Why isn’t President Obama bothered by it? At the same time most Democrats are finding ways to excuse or hand-wave away Clinton’s actions, they are genuinely outraged by another act of hacking: Someone — presumably hackers directed by or affiliated with the Russian government — found thousands of e-mails from the Democratic National Committee and from John Podesta, chairman of Clinton’s campaign.

Russia’s military occupation of Crimea didn’t stir this sort of anger from Democratic leaders, nor their continuing military intervention in Ukraine. Russian jets buzzing U.S. Navy ships didn’t generate much outrage. Unsafe interceptions of U.S. aircraft generate yawns. Russia financed and supported the Ukrainian separatists that shot down a Malaysian Airlines plane in 2014, killing nearly 300 innocent civilians. That outrage generated little response from the Obama administration.

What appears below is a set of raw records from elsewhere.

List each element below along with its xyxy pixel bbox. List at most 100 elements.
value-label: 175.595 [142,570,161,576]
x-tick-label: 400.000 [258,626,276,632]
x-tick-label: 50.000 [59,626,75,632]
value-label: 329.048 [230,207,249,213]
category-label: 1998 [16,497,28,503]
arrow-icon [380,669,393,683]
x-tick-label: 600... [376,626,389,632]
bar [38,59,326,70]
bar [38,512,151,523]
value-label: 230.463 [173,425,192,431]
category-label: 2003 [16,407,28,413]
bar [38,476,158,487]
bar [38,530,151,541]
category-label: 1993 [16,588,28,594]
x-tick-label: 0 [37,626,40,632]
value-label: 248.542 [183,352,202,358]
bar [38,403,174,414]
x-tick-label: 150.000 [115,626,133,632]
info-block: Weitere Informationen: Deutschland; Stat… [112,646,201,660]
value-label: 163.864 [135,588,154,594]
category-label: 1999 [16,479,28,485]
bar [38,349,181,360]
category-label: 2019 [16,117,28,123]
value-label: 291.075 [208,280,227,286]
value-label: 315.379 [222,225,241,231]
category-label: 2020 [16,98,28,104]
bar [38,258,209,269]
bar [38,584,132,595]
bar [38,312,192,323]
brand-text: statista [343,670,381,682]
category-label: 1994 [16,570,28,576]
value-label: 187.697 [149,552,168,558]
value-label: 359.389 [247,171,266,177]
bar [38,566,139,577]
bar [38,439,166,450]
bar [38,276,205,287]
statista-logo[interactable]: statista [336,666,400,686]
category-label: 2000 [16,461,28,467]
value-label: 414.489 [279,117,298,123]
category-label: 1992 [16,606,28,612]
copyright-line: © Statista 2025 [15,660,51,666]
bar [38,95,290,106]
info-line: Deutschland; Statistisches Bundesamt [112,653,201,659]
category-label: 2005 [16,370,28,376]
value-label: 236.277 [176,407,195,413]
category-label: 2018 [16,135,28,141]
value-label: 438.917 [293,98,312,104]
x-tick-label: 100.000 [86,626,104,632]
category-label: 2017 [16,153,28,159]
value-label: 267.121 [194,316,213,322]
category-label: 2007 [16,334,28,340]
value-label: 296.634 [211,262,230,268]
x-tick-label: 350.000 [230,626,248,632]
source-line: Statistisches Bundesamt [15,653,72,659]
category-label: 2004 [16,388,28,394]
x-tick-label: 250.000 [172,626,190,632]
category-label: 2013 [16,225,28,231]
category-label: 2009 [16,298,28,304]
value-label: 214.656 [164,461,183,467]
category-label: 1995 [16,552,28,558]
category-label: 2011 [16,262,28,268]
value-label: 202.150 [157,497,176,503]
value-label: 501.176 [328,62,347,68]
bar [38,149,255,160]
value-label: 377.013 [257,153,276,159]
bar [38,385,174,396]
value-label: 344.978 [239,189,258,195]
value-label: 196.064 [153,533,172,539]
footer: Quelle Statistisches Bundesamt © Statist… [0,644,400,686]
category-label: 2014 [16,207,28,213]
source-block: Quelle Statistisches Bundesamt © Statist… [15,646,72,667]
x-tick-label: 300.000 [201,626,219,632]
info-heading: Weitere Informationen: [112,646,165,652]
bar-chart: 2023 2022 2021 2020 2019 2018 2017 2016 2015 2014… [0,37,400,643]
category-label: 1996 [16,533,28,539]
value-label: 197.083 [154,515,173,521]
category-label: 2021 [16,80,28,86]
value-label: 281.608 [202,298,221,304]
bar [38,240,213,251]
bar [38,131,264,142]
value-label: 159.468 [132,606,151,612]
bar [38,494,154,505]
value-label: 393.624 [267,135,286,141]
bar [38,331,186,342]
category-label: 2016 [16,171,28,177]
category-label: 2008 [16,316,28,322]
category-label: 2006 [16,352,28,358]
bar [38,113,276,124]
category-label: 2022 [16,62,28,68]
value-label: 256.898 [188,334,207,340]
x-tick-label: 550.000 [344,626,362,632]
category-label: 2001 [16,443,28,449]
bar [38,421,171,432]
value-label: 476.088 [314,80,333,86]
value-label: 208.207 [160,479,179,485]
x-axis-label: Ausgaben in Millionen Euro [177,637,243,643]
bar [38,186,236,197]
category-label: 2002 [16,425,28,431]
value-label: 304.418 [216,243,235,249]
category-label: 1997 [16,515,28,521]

But embarrassing Hillary’s allies like John Podesta and Neera Tanden? Among the Democrats, them’s fighting words, Moscow.

ADDENDA: At some point in the near future, the latest edition of the pop-culture podcast will be posted, featuring hard lessons about barfing grade-schoolers from chaperoning a fourth-grade field trip to Jamestown, Virginia; J.K. Rowling’s attempt to branch out into new genres; late-night baseball and how bad weather makes for great sports cities; Lindsey Lohan either tries a new accent or suffers a terrible head injury, and songs that sound completely different once you understand the lyrics.